Fine Tuning a Simulation-Driven Estimator
Braghadeesh Lakshminarayanan, Margarita A. Guerrero, Cristian R. Rojas
TL;DR
This paper tackles the calibration of high-fidelity simulators (digital twins) when the true parameters fall outside the training range, causing out-of-distribution errors in simulation-driven estimators. It proposes a transfer-learning style fine-tuning approach that preserves the first-stage feature extractor of the Two-Stage estimator while updating only the final layers, triggered by a feature-space OOD detector. The method combines a Gauss–Newton update to refine the estimate, a confidence ellipsoid plus sensitivity-based sampling to generate a targeted synthetic dataset, and a final-layer retraining to improve accuracy in OOD scenarios.
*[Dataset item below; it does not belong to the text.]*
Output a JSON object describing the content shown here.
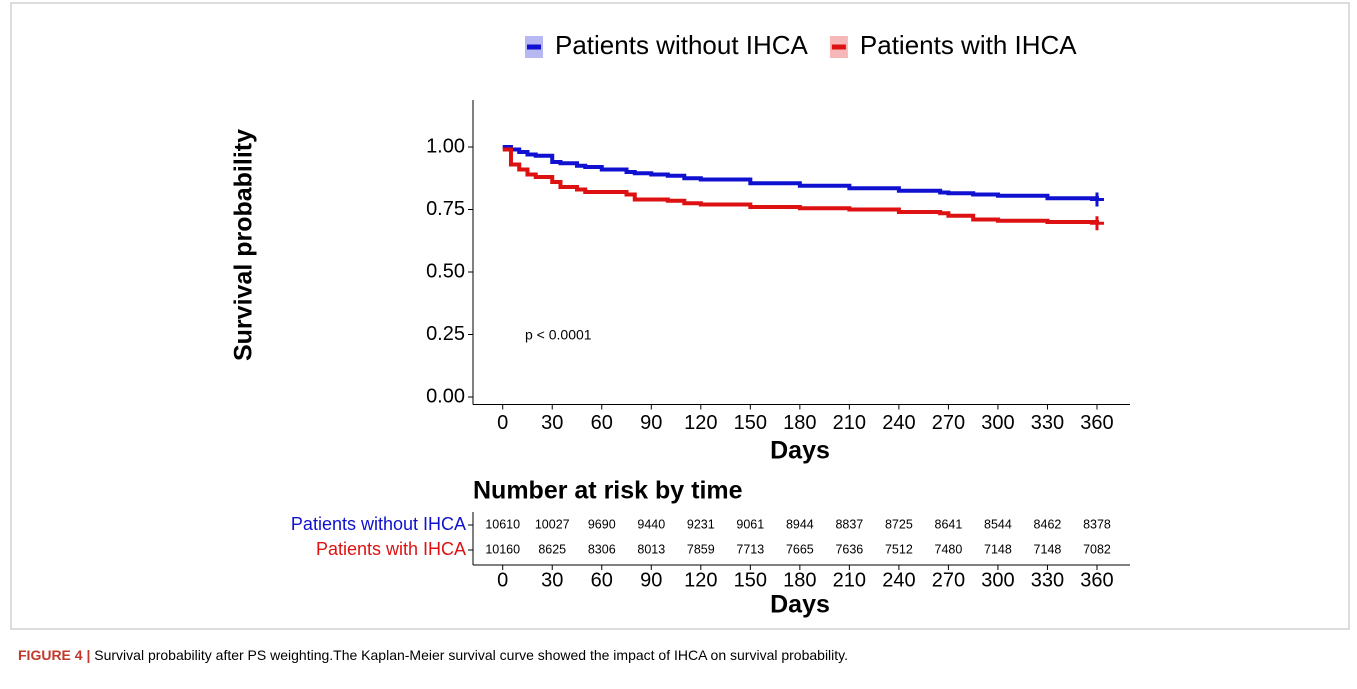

Numerical studies on the Van der Pol oscillator and cascaded water tanks demonstrate substantial gains over pretrained TS and competitive performance with baseline methods, at the cost of additional computational overhead for data generation and fine-tuning.
Abstract
Many industries now deploy high-fidelity simulators (digital twins) to represent physical systems, yet their parameters must be calibrated to match the true system. This motivated the construction of simulation-driven parameter estimators, built by generating synthetic observations for sampled parameter values and learning a supervised mapping from observations to parameters. However, when the true parameters lie outside the sampled range, predictions suffer from an out-of-distribution (OOD) error. This paper introduces a fine-tuning approach for the Two-Stage estimator that mitigates OOD effects and improves accuracy. The effectiveness of the proposed method is verified through numerical simulations.